Monthly Archives: October 2013

Wisuda Terakhir

Bandung, 19 Oktober 2013. Hari itu adalah hari wisuda pertama sarjana ITB tahun 2013/2014. Bagi angkatan 2007, wisuda hari itu adalah ‘kesempatan’ wisuda terakhir yang diberikan oleh ITB. Artinya, setelah ini tak ada lagi momen bagi kami untuk kembali ke kampus mengarak teman-teman angkatan yang diwisuda.

Momen wisuda selalu menjadi momen yang tempat bagi kami yang sudah berpencar di kota tempat bekerja masing-masing untuk bertemu, bercengkerama, saling bertukar cerita mengenai kesibukan masing-masing, dan ditutup dengan pergi kuliner bareng, futsal bersama, atau acara hiburan lainnya.

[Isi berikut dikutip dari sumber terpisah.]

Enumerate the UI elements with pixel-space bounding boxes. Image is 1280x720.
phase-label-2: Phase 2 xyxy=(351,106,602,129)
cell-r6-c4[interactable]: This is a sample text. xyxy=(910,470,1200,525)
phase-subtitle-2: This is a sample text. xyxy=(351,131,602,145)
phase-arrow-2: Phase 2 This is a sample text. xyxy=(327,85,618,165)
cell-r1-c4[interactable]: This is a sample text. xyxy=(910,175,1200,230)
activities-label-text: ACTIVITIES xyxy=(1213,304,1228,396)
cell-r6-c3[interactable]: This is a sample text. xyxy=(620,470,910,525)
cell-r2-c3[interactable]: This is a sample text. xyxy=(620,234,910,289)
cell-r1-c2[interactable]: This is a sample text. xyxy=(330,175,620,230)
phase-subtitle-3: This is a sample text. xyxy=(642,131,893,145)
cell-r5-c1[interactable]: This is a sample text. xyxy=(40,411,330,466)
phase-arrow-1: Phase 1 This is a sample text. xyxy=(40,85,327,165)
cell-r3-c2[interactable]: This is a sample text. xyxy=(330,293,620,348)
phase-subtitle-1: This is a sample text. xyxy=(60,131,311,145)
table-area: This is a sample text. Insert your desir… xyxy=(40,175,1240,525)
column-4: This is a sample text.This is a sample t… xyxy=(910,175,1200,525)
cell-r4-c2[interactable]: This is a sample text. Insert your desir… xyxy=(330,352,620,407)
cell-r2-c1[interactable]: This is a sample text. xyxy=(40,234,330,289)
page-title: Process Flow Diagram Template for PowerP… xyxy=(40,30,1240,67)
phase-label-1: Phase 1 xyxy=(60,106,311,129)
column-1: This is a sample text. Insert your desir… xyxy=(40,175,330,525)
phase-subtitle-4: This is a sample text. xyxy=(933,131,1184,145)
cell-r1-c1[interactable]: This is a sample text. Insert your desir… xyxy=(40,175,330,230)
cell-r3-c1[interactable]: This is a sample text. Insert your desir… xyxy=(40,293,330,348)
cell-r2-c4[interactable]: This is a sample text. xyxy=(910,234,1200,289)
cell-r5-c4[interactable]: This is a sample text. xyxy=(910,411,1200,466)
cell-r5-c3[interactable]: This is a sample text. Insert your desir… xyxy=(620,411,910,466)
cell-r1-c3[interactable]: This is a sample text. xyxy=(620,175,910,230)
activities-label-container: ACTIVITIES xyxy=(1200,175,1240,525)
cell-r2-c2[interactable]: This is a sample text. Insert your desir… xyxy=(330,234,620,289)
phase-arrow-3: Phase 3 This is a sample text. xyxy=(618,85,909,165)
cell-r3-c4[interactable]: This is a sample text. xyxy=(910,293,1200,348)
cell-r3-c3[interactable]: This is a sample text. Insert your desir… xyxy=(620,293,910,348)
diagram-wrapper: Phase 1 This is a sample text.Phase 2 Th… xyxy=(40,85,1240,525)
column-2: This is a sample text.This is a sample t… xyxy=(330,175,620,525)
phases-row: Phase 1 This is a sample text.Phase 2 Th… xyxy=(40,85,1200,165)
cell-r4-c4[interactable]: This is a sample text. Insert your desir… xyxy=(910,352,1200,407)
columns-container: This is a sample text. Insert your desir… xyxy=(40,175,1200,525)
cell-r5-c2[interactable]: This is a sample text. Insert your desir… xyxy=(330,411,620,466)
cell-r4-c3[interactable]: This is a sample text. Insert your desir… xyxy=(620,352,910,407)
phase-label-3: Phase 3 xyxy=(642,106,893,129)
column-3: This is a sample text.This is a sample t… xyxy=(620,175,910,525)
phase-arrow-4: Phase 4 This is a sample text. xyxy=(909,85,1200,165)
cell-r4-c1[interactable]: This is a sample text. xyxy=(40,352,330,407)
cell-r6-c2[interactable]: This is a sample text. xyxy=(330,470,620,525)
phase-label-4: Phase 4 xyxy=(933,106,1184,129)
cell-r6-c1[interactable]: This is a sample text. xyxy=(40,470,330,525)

Momen wisuda kali ini benar-benar menjadi lonceng pertanda bahwa sudah 6 tahun berlalu sejak kami memasuki gerbang Ganesha untuk pertama kali. Oh, sungguh waktu terasa begitu cepat. Mungkin baru 4 tahun, 14 tahun yang akan datang atau lebih, kami baru berkumpul bersama lagi satu angkatan dalam sebuah tajuk “Temu Alumni”. Yah, semoga tidak selama itu. Semoga masih ada event dan kesempatan yang bisa mempertemukan kami beramai-ramai.

Well, selamat wisuda untuk teman-teman angkatan 2007. Semoga sukses di kehidupan berikutnya. 🙂

Bersama yang diwisuda

Bersama yang diwisuda

photo by Hafid (Image source: Facebook)

IF'07 Bersama ibu Kaprodi

IF’07 bersama ibu Kaprodi

photo by Edria (Image source: Facebook)

Advertisement

Open Trip ke Bromo

Menjelang pulang kampung Idul Adha minggu lalu, salah seorang kawan tiba-tiba mengajakku untuk ikut open trip (terjemahannya: perjalanan terbuka?) yang diadakan sebuah EO — kalau nggak salah namanya @trip_with_us. Objek wisata yang akan dikunjungi adalah Bromo. Sempat bimbang juga sih antara ikutan atau nggak. Sudah dua kali aku ke Bromo. Tapi pemandangan spektakuler di Bromo selalu menggoda untuk kembali ke sana. akhirnya, karena penasaran sama bagaimana rasanya ikut open trip dan mumpung ada teman juga, aku pun mengiyakan ajakan kawanku itu.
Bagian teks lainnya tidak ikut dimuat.